As part of that, the city lowered the age of buildings that could be converted and expanded the locations where properties were eligible. The state also lifted a cap that restricted the density of a building, allowing for much bigger developments. Most recently, in August, the city passed zoning changes that would affect an area of Manhattan known as Midtown South. Now developers can build residential properties there, which could result in more than 9,500 homes.
On the conversion of the Archdiocese, developer Vanbarton said that with the 467-m tax incentive, property taxes will cost only about 3% of the building’s effective gross income, compared with roughly 25% without.

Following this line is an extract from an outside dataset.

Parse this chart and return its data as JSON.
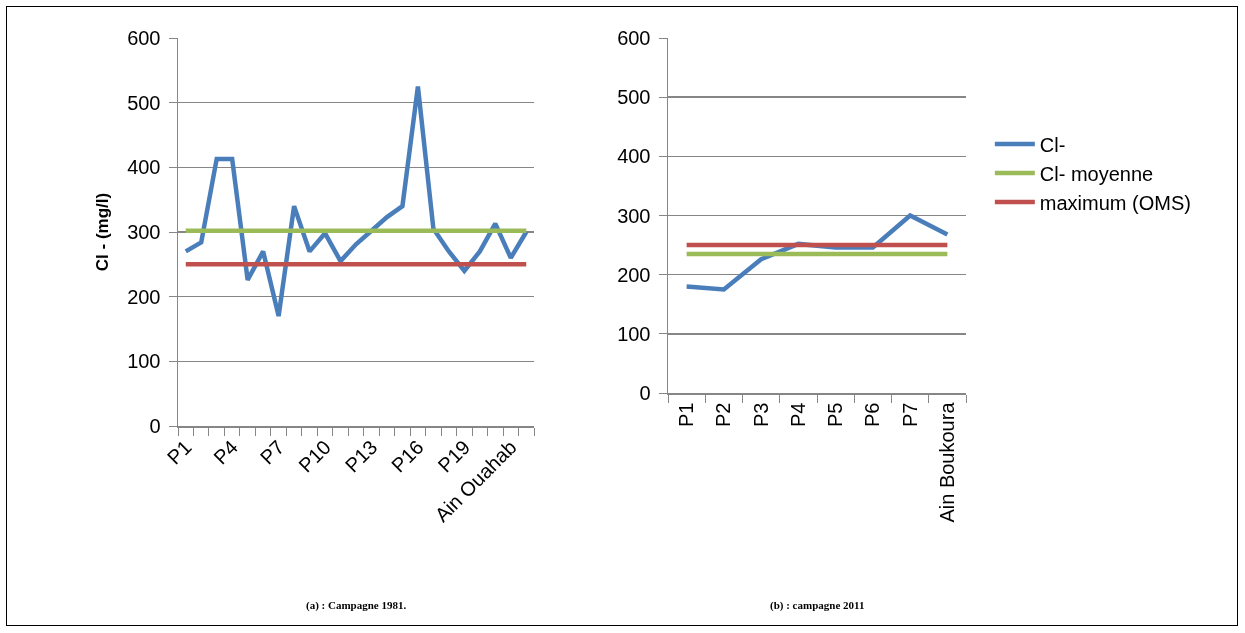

“You’ve solved your real estate tax issue and uncertainty for 35 years – there’s a price to pay for that, and it works,” Berman said. “The city is getting much-needed affordable units, which otherwise would just not be produced.”
Midtown Future
To look at the potential impact of conversions in Midtown, New Yorkers don’t have to venture far. Lower Manhattan, the section of the borough that’s south of Chambers Street, has turned more than 26 million square feet of offices into housing since 1995, according to the Alliance for Downtown New York, a nonprofit group that handles the business improvement district in the area.
Major projects continue to open up in that section of Manhattan. Renters started to move into Goldman Sachs Group Inc.’s former offices at 55 Broad St. last year. And Metro Loft has started demolition at 111 Wall St. to build more than 1,500 apartments.
“Office to residential conversions are a win-win here: they offer some relief to struggling commercial real estate, they create much needed new housing and they help us create more vibrant 24/7 neighborhoods in our central business district,” Garodnick said.
The office market has started to recover too. In Manhattan, new office leasing in the first eight months of this year was up 38% from a year ago, according to CBRE. The vacancy rate in August was down to about 14% from roughly 16% at the start of 2024.
But there’s still a vast amount of unused space that some developers and lawmakers argue could be put to better use. According to CBRE, if all of the planned and rumored conversion projects were to be completed, it would eliminate another 21 million square feet of offices, a 7% reduction from 2023.
“We’re taking the limping office buildings off the market,” Berman said.